Summary:
Situation Overview: FDIC is focused on de novo bank formation, digital assets and blockchain activities, resolution planning, and asset thresholds for “tailoring” categories.
What: The FDIC is reevaluating guidance in these areas.
Who: FinTechs and Large Banks subject to FDIC supervision.
In Depth
In April 2025, Federal Deposit Insurance Corporation (FDIC) Acting Chairman Travis Hill announced that the FDIC is focused on four key policy areas: de novo bank formation, digital assets and blockchain activities, resolution planning, and “tailoring” asset thresholds.
This announcement signals that the FDIC is considering substantive changes in each of these areas.
This summary outlines the potential changes and their implications for FinTech firms and bank management.
De Novo Bank Formation
Due to a significant decline in the number of bank charters—from 8,500 in 2008 to 4,500 today—the FDIC is exploring ways to promote new bank formation. This includes reevaluating how deposit insurance applications are processed for proposed banks with new or innovative business models. Chairman Hill noted, “A fintech with a large number of deposit accounts may present less risk to the Deposit Insurance Fund if it becomes a regulated bank, rather than placing deposits at multiple banks through complex partnership arrangements.”
What FinTechs Should Do
Continue to build robust compliance management and AML/BSA systems, providing a firm with the foundation to become an FDIC-regulated entity if warranted by business conditions and the regulatory environment.
Digital Assets and Blockchain
The FDIC recently issued a Financial Institution Letter (FIL), clarifying that institutions it supervises may engage in permissible crypto-related activities without prior agency approval. Chairman Hill noted “…permissible crypto-related activities will … be treated … like other permissible activities, and…we expect institutions to consider and manage associated risks, and engage with their supervisory teams as appropriate.” He also indicated that the FDIC is developing additional guidance on particular crypto-related activities.
What Banks Should Do
Banks exploring crypto- and blockchain-related activities can use this time to educate senior management and their Board of Directors on relevant risks; design and build risk management capabilities for these innovative areas; and prepare internal product approval processes for a thorough review of any proposed activities. Early and frequent engagement with supervisors on these initiatives is recommended.
Resolution Planning
Chairman Hill reiterated that the revised 2024 Insured Depository Institution (IDI) resolution plan rule places too much emphasis on bridge bank entry and exit. Instead, Chairman Hill is focused on “maximizing the likelihood of the optimal resolution option, which experience has demonstrated to generally be a weekend sale.” He indicated that the FDIC will soon issue updated FAQs related to upcoming IDI resolution plan submissions. The FDIC will look for resolution plans that enable firms to provide the FDIC with information needed to rapidly market the institution and run the institution for a short period of time if needed.

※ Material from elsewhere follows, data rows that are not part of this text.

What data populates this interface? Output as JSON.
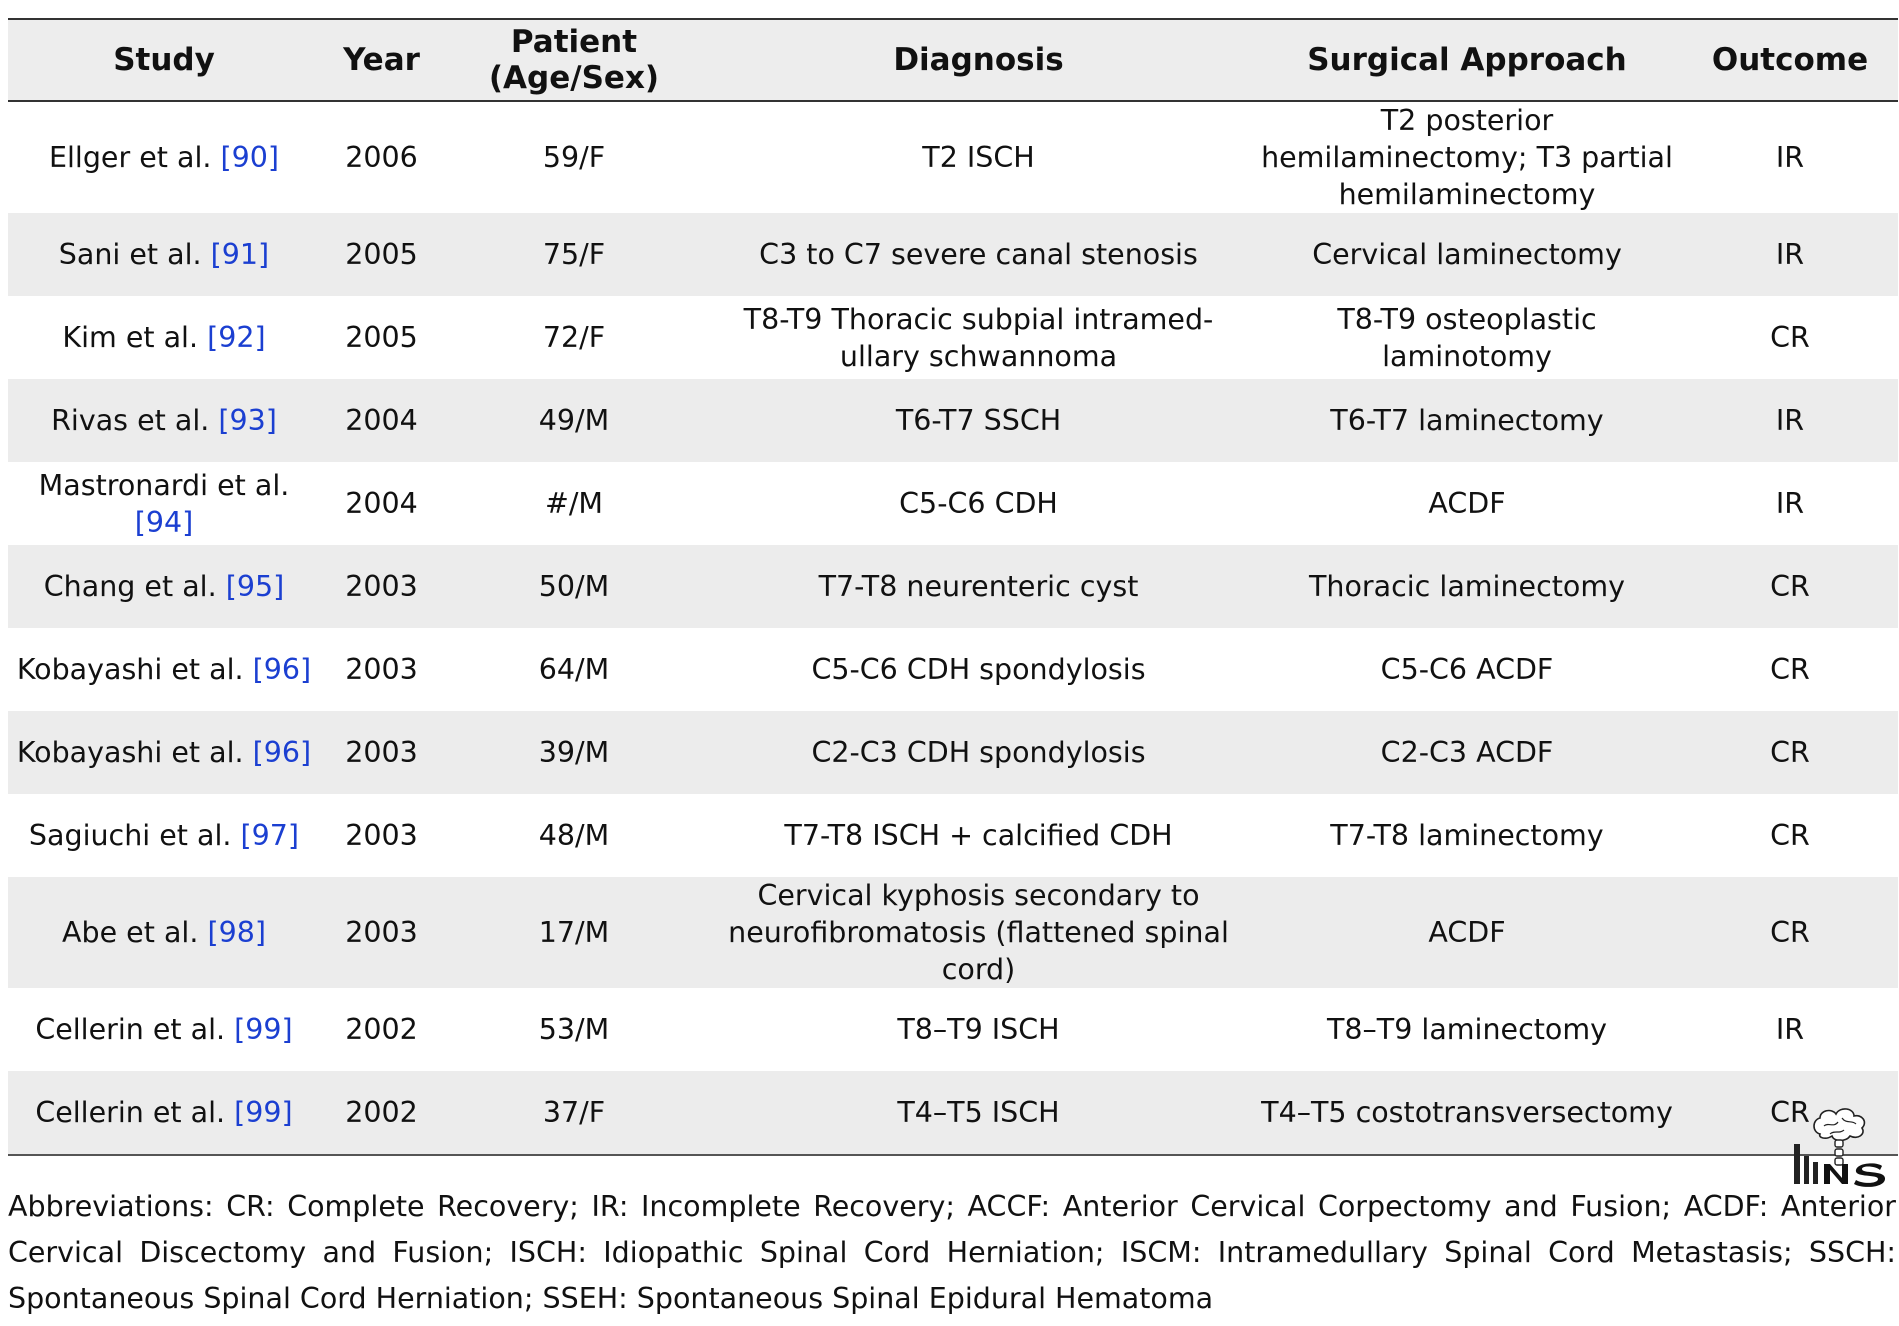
{
  "table": {
    "headers": [
      "Study",
      "Year",
      "Patient (Age/Sex)",
      "Diagnosis",
      "Surgical Approach",
      "Outcome"
    ],
    "rows": [
      {
        "study": "Ellger et al.",
        "ref": "[90]",
        "year": "2006",
        "patient": "59/F",
        "diagnosis": "T2 ISCH",
        "surgical_approach": "T2 posterior hemilaminectomy; T3 partial hemilaminectomy",
        "outcome": "IR"
      },
      {
        "study": "Sani et al.",
        "ref": "[91]",
        "year": "2005",
        "patient": "75/F",
        "diagnosis": "C3 to C7 severe canal stenosis",
        "surgical_approach": "Cervical laminectomy",
        "outcome": "IR"
      },
      {
        "study": "Kim et al.",
        "ref": "[92]",
        "year": "2005",
        "patient": "72/F",
        "diagnosis": "T8-T9 Thoracic subpial intramed-ullary schwannoma",
        "surgical_approach": "T8-T9 osteoplastic laminotomy",
        "outcome": "CR"
      },
      {
        "study": "Rivas et al.",
        "ref": "[93]",
        "year": "2004",
        "patient": "49/M",
        "diagnosis": "T6-T7 SSCH",
        "surgical_approach": "T6-T7 laminectomy",
        "outcome": "IR"
      },
      {
        "study": "Mastronardi et al.",
        "ref": "[94]",
        "year": "2004",
        "patient": "#/M",
        "diagnosis": "C5-C6 CDH",
        "surgical_approach": "ACDF",
        "outcome": "IR"
      },
      {
        "study": "Chang et al.",
        "ref": "[95]",
        "year": "2003",
        "patient": "50/M",
        "diagnosis": "T7-T8 neurenteric cyst",
        "surgical_approach": "Thoracic laminectomy",
        "outcome": "CR"
      },
      {
        "study": "Kobayashi et al.",
        "ref": "[96]",
        "year": "2003",
        "patient": "64/M",
        "diagnosis": "C5-C6 CDH spondylosis",
        "surgical_approach": "C5-C6 ACDF",
        "outcome": "CR"
      },
      {
        "study": "Kobayashi et al.",
        "ref": "[96]",
        "year": "2003",
        "patient": "39/M",
        "diagnosis": "C2-C3 CDH spondylosis",
        "surgical_approach": "C2-C3 ACDF",
        "outcome": "CR"
      },
      {
        "study": "Sagiuchi et al.",
        "ref": "[97]",
        "year": "2003",
        "patient": "48/M",
        "diagnosis": "T7-T8 ISCH + calcified CDH",
        "surgical_approach": "T7-T8 laminectomy",
        "outcome": "CR"
      },
      {
        "study": "Abe et al.",
        "ref": "[98]",
        "year": "2003",
        "patient": "17/M",
        "diagnosis": "Cervical kyphosis secondary to neurofibromatosis (flattened spinal cord)",
        "surgical_approach": "ACDF",
        "outcome": "CR"
      },
      {
        "study": "Cellerin et al.",
        "ref": "[99]",
        "year": "2002",
        "patient": "53/M",
        "diagnosis": "T8–T9 ISCH",
        "surgical_approach": "T8–T9 laminectomy",
        "outcome": "IR"
      },
      {
        "study": "Cellerin et al.",
        "ref": "[99]",
        "year": "2002",
        "patient": "37/F",
        "diagnosis": "T4–T5 ISCH",
        "surgical_approach": "T4–T5 costotransversectomy",
        "outcome": "CR"
      }
    ]
  },
  "logo": {
    "text": "INS",
    "icon": "brain-spine-logo-icon"
  },
  "footnote": "Abbreviations: CR: Complete Recovery; IR: Incomplete Recovery; ACCF: Anterior Cervical Corpectomy and Fusion; ACDF: Anterior Cervical Discectomy and Fusion; ISCH: Idiopathic Spinal Cord Herniation; ISCM: Intramedullary Spinal Cord Metastasis; SSCH: Spontaneous Spinal Cord Herniation; SSEH: Spontaneous Spinal Epidural Hematoma",
  "colors": {
    "header_bg": "#ededed",
    "stripe_bg": "#ececec",
    "ref_link": "#1b3fd1",
    "rule": "#333333"
  }
}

The FDIC intends to engage with bank and non-bank potential acquirers, asking questions regarding what information is needed by bidders and how that information should be presented. These discussions will inform the FDIC’s capabilities testing.
The FDIC also plans to waive or reduce certain requirements, particularly around building a hypothetical failure scenario. Chairman Hill did not differentiate between Group A and Group B filers in his remarks.
What Banks Should Do
Banks with upcoming resolution plan submissions should focus on building and testing capabilities to support a resolution weekend sale and temporary FDIC management. This includes capabilities which ensure the marketability of the IDI or franchise components (e.g., refreshing a virtual data room quickly), as well as being able to quickly identify and report key depositors, critical services support, and key personnel.

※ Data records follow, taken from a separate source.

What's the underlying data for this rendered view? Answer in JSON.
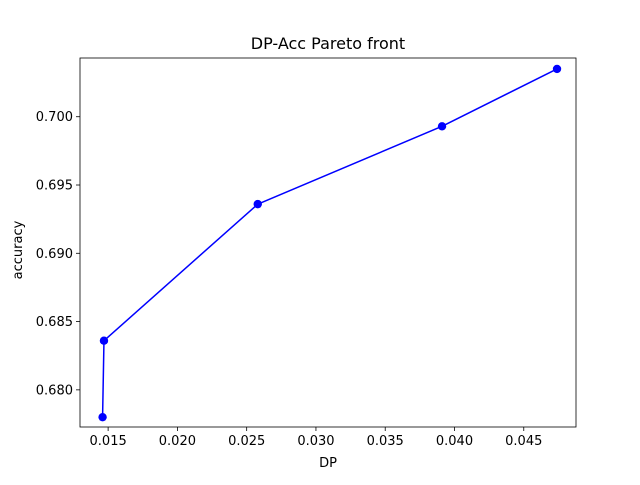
{
  "chart_data": {
    "type": "line",
    "title": "DP-Acc Pareto front",
    "xlabel": "DP",
    "ylabel": "accuracy",
    "xlim": [
      0.01297,
      0.04877
    ],
    "ylim": [
      0.67728,
      0.7043
    ],
    "xticks": [
      {
        "value": 0.015,
        "label": "0.015"
      },
      {
        "value": 0.02,
        "label": "0.020"
      },
      {
        "value": 0.025,
        "label": "0.025"
      },
      {
        "value": 0.03,
        "label": "0.030"
      },
      {
        "value": 0.035,
        "label": "0.035"
      },
      {
        "value": 0.04,
        "label": "0.040"
      },
      {
        "value": 0.045,
        "label": "0.045"
      }
    ],
    "yticks": [
      {
        "value": 0.68,
        "label": "0.680"
      },
      {
        "value": 0.685,
        "label": "0.685"
      },
      {
        "value": 0.69,
        "label": "0.690"
      },
      {
        "value": 0.695,
        "label": "0.695"
      },
      {
        "value": 0.7,
        "label": "0.700"
      }
    ],
    "grid": false,
    "series": [
      {
        "color": "#0000ff",
        "marker": "circle",
        "points": [
          {
            "x": 0.0146,
            "y": 0.678
          },
          {
            "x": 0.0147,
            "y": 0.6836
          },
          {
            "x": 0.0258,
            "y": 0.6936
          },
          {
            "x": 0.0391,
            "y": 0.6993
          },
          {
            "x": 0.0474,
            "y": 0.7035
          }
        ]
      }
    ]
  }
}
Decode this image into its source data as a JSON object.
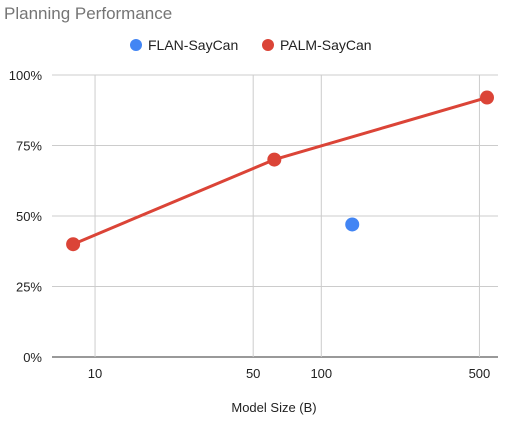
{
  "chart_data": {
    "type": "scatter",
    "title": "Planning Performance",
    "xlabel": "Model Size (B)",
    "ylabel": "",
    "x_scale": "log",
    "xlim": [
      7,
      540
    ],
    "ylim": [
      0,
      100
    ],
    "x_ticks": [
      10,
      50,
      100,
      500
    ],
    "x_tick_labels": [
      "10",
      "50",
      "100",
      "500"
    ],
    "y_ticks": [
      0,
      25,
      50,
      75,
      100
    ],
    "y_tick_labels": [
      "0%",
      "25%",
      "50%",
      "75%",
      "100%"
    ],
    "grid": true,
    "legend_position": "top",
    "series": [
      {
        "name": "FLAN-SayCan",
        "color": "#4285f4",
        "line": false,
        "points": [
          {
            "x": 137,
            "y": 47
          }
        ]
      },
      {
        "name": "PALM-SayCan",
        "color": "#db4437",
        "line": true,
        "points": [
          {
            "x": 8,
            "y": 40
          },
          {
            "x": 62,
            "y": 70
          },
          {
            "x": 540,
            "y": 92
          }
        ]
      }
    ]
  }
}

Asset Thresholds for Tailoring
Chairman Hill referenced the 2019 tailoring categories for large banks and suggested that the current quantitative thresholds should be reevaluated. He noted that, due to inflation, $100 billion in 2019 equates to approximately $124 billion today. Under the tailoring rules, these quantitative thresholds impact when an institution must comply with a wide range of prudential regulatory requirements, including stress testing, liquidity, and single counterparty credit limits.

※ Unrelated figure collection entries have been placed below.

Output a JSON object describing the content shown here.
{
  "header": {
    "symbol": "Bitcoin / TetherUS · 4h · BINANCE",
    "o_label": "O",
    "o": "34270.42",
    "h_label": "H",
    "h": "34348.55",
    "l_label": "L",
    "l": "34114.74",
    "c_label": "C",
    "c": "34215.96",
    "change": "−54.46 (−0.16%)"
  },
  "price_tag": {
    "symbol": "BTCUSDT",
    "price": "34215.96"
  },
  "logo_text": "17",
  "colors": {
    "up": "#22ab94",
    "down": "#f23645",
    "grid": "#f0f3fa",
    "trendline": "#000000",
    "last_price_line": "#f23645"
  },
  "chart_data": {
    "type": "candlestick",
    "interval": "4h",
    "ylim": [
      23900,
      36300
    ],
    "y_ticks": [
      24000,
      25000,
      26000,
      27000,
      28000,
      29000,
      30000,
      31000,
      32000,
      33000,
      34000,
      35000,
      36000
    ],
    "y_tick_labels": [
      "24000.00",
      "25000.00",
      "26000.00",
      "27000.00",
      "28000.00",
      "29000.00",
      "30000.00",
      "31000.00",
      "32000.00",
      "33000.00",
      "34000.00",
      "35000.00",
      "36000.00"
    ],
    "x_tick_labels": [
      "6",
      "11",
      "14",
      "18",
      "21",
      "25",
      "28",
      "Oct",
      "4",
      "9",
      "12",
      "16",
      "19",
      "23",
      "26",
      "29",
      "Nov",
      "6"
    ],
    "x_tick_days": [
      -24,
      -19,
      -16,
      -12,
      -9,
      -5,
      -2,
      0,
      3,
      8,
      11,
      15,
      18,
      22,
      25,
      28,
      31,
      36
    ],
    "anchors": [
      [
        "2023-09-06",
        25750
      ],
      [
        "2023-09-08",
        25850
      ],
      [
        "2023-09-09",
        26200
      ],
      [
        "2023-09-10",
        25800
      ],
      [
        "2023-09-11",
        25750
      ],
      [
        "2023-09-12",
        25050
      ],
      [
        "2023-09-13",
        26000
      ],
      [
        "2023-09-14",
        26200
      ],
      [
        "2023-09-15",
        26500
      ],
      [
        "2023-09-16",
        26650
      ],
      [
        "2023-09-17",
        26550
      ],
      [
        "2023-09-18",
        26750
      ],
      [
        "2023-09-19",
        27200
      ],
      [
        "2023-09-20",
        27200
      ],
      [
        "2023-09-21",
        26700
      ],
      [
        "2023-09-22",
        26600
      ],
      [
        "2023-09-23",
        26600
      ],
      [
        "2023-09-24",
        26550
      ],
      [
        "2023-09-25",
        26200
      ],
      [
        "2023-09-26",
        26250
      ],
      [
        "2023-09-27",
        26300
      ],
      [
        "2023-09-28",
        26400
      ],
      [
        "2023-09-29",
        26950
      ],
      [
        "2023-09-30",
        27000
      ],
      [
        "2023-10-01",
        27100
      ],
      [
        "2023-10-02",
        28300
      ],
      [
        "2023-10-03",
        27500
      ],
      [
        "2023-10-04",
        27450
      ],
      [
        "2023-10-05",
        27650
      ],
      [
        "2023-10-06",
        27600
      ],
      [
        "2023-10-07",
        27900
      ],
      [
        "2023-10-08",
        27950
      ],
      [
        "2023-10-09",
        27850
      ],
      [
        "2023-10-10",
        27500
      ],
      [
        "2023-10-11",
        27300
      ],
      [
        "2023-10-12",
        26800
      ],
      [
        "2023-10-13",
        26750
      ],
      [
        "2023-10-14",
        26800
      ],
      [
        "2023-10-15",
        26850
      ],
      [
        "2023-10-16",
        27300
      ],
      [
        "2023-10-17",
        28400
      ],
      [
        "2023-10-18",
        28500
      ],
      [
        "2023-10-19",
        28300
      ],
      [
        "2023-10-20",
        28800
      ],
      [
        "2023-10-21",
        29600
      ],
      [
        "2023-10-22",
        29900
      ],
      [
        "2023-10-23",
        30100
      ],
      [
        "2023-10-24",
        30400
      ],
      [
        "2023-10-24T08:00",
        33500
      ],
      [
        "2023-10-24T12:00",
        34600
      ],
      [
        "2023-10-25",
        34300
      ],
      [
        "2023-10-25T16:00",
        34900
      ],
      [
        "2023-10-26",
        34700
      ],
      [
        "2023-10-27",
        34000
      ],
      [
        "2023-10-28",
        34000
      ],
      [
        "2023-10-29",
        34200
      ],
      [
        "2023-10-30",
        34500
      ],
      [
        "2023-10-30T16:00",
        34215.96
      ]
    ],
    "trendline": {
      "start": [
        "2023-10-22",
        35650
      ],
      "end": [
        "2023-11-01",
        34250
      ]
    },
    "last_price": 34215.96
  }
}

The FDIC is evaluating whether to raise – and potentially index – regulatory thresholds to reflect inflation, macroeconomic conditions, and industry growth.
What Banks Should Do
Category transition planning is a multi-year, multi-regulatory agency effort. The FDIC’s review is in early stages. For institutions engaged in category transition planning, it is recommended to continue those planning activities, pending further multi-agency (e.g., Fed, OCC, FDIC) guidance.